Essa delegação de competência aos tabelionatos configura em flagrante violação à impossibilidade de delegar à terceiro, alheio a ente político, competência tributária inerente à cobrança de tributos, e violação à impossibilidade de veicular normas gerais de direito tributário por meio de lei ordinária, como preceitua o art. 146 da Constituição Federal. Podendo este, somente protestar títulos de origem não tributária.

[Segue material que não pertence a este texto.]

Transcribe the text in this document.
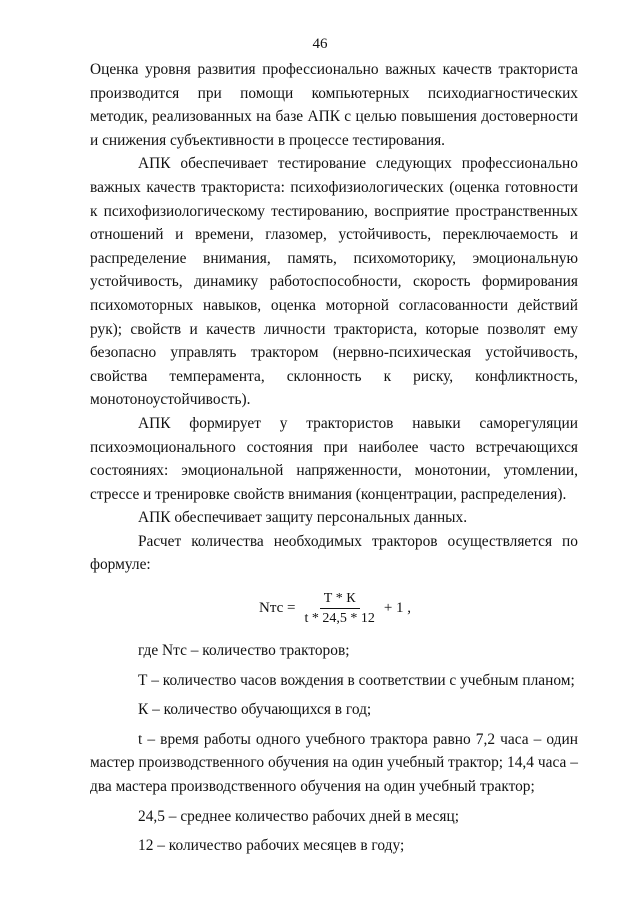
46

Оценка уровня развития профессионально важных качеств тракториста производится при помощи компьютерных психодиагностических методик, реализованных на базе АПК с целью повышения достоверности и снижения субъективности в процессе тестирования.

АПК обеспечивает тестирование следующих профессионально важных качеств тракториста: психофизиологических (оценка готовности к психофизиологическому тестированию, восприятие пространственных отношений и времени, глазомер, устойчивость, переключаемость и распределение внимания, память, психомоторику, эмоциональную устойчивость, динамику работоспособности, скорость формирования психомоторных навыков, оценка моторной согласованности действий рук); свойств и качеств личности тракториста, которые позволят ему безопасно управлять трактором (нервно-психическая устойчивость, свойства темперамента, склонность к риску, конфликтность, монотоноустойчивость).

АПК формирует у трактористов навыки саморегуляции психоэмоционального состояния при наиболее часто встречающихся состояниях: эмоциональной напряженности, монотонии, утомлении, стрессе и тренировке свойств внимания (концентрации, распределения).

АПК обеспечивает защиту персональных данных.

Расчет количества необходимых тракторов осуществляется по формуле:

Nтс = $\frac{Т * К}{t * 24,5 * 12} + 1$ ,

где Nтс – количество тракторов;

Т – количество часов вождения в соответствии с учебным планом;

К – количество обучающихся в год;

t – время работы одного учебного трактора равно 7,2 часа – один мастер производственного обучения на один учебный трактор; 14,4 часа – два мастера производственного обучения на один учебный трактор;

24,5 – среднее количество рабочих дней в месяц;

12 – количество рабочих месяцев в году;
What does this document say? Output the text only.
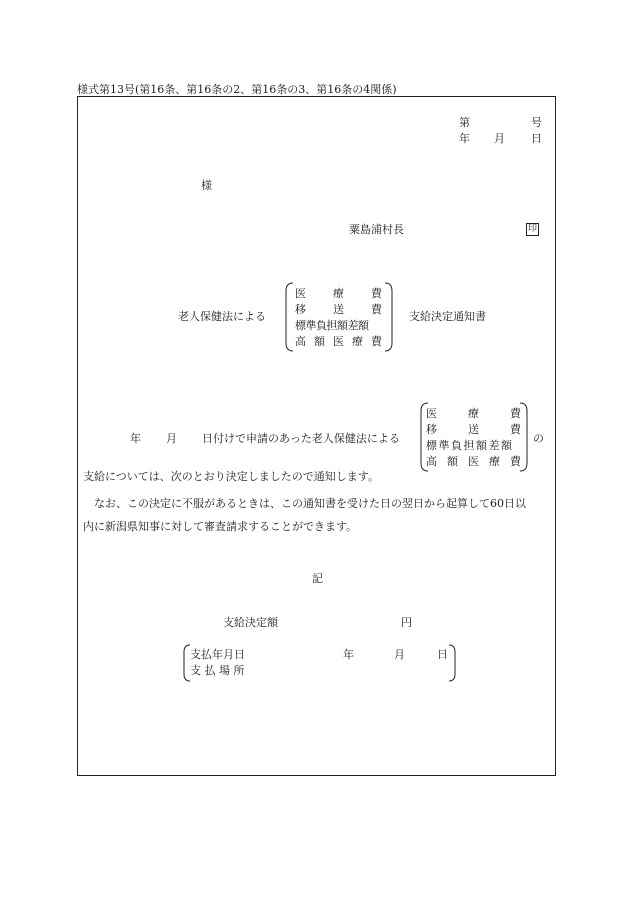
様式第13号(第16条、第16条の2、第16条の3、第16条の4関係)
第	号
年 月 日
様
粟島浦村長	印
老人保健法による
医 療 費
移 送 費
標準負担額差額
高 額 医 療 費
支給決定通知書
年 月 日付けで申請のあった老人保健法による
医	療	費
移	送	費
標準負担額差額
高 額 医 療 費
の
支給については、次のとおり決定しましたので通知します。
なお、この決定に不服があるときは、この通知書を受けた日の翌日から起算して60日以
内に新潟県知事に対して審査請求することができます。
記
支給決定額	円
支払年月日	年	月	日
支 払 場 所
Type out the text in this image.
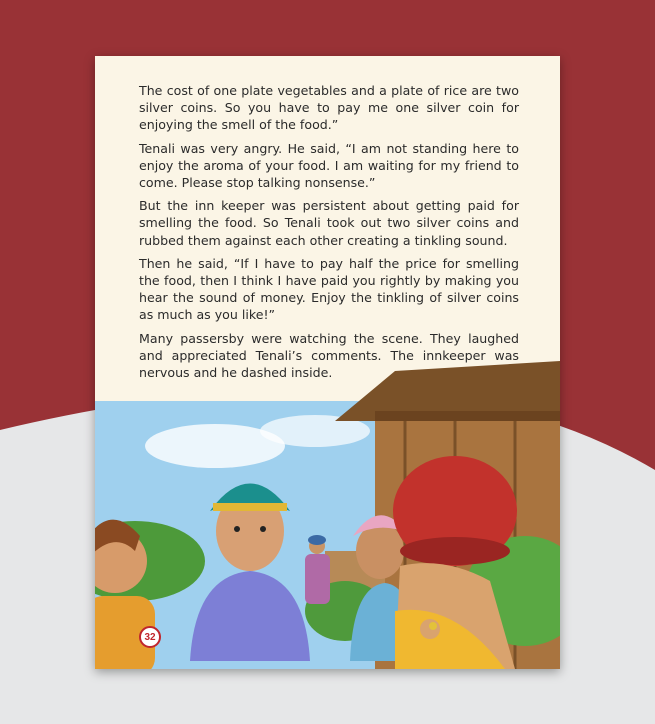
The cost of one plate vegetables and a plate of rice are two silver coins. So you have to pay me one silver coin for enjoying the smell of the food.”

Tenali was very angry. He said, “I am not standing here to enjoy the aroma of your food. I am waiting for my friend to come. Please stop talking nonsense.”

But the inn keeper was persistent about getting paid for smelling the food. So Tenali took out two silver coins and rubbed them against each other creating a tinkling sound.

Then he said, “If I have to pay half the price for smelling the food, then I think I have paid you rightly by making you hear the sound of money. Enjoy the tinkling of silver coins as much as you like!”

Many passersby were watching the scene. They laughed and appreciated Tenali’s comments. The innkeeper was nervous and he dashed inside.

32
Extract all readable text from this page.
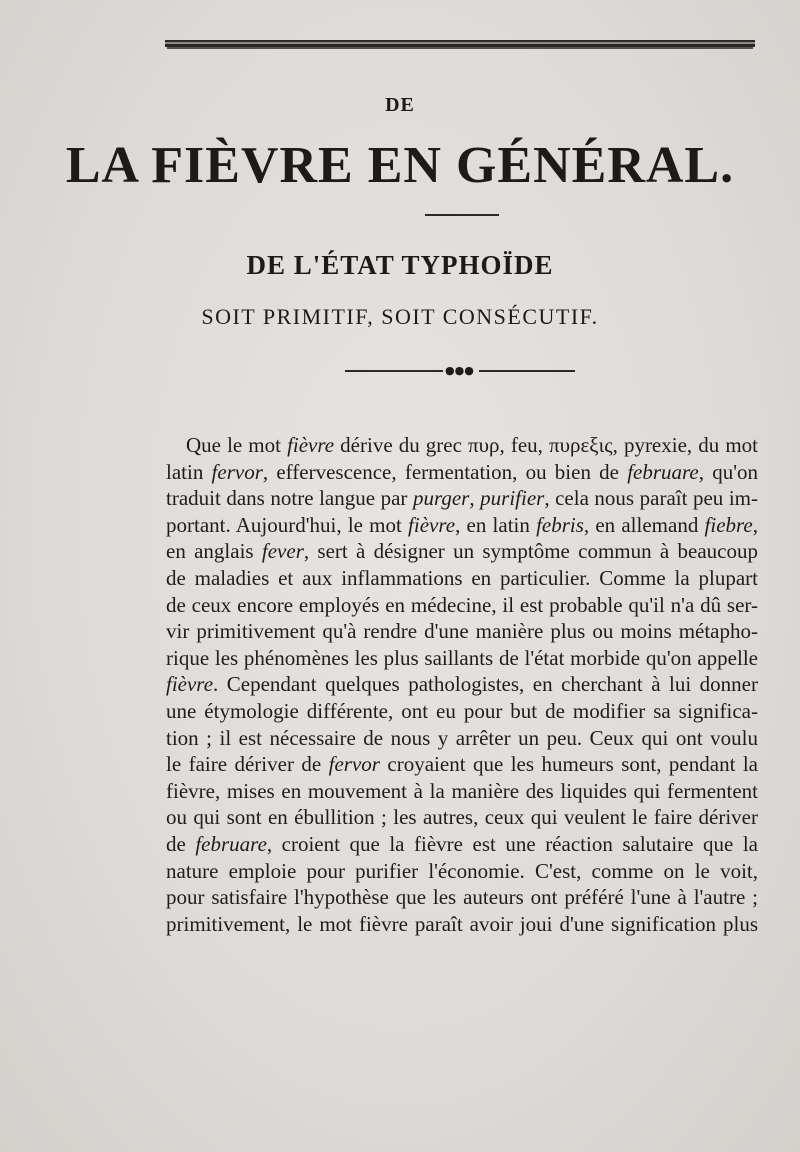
DE
LA FIÈVRE EN GÉNÉRAL.
DE L'ÉTAT TYPHOÏDE
SOIT PRIMITIF, SOIT CONSÉCUTIF.
●●●
Que le mot fièvre dérive du grec πυρ, feu, πυρεξις, pyrexie, du mot
latin fervor, effervescence, fermentation, ou bien de februare, qu'on
traduit dans notre langue par purger, purifier, cela nous paraît peu im-
portant. Aujourd'hui, le mot fièvre, en latin febris, en allemand fiebre,
en anglais fever, sert à désigner un symptôme commun à beaucoup
de maladies et aux inflammations en particulier. Comme la plupart
de ceux encore employés en médecine, il est probable qu'il n'a dû ser-
vir primitivement qu'à rendre d'une manière plus ou moins métapho-
rique les phénomènes les plus saillants de l'état morbide qu'on appelle
fièvre. Cependant quelques pathologistes, en cherchant à lui donner
une étymologie différente, ont eu pour but de modifier sa significa-
tion ; il est nécessaire de nous y arrêter un peu. Ceux qui ont voulu
le faire dériver de fervor croyaient que les humeurs sont, pendant la
fièvre, mises en mouvement à la manière des liquides qui fermentent
ou qui sont en ébullition ; les autres, ceux qui veulent le faire dériver
de februare, croient que la fièvre est une réaction salutaire que la
nature emploie pour purifier l'économie. C'est, comme on le voit,
pour satisfaire l'hypothèse que les auteurs ont préféré l'une à l'autre ;
primitivement, le mot fièvre paraît avoir joui d'une signification plus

Infelizmente, os princípios basilares do direito empresarial e constitucional da ordem econômica são alvos de verdadeira atrocidade jurídica. O Estado Brasileiro, na figura de agente normativo e regulador da atividade econômica, como define o art. 174 da Carta Maior, àquele que deveria atuar nas funções de fiscalização, incentivo e planejamento, é quem já se provou diversas vezes prejudicial ao cidadão.

Seja por meio da imensa quantidade de órgãos de controle que criam um emaranhado de regulamentos que acabam se tornando barreiras insuperáveis ao empreendedorismo. Seja por desvirtuar toda a lógica de mercado, criando uma nova modalidade de execução fiscal administrativa que fere de morte a função social de empresa e garantia da propriedade privada.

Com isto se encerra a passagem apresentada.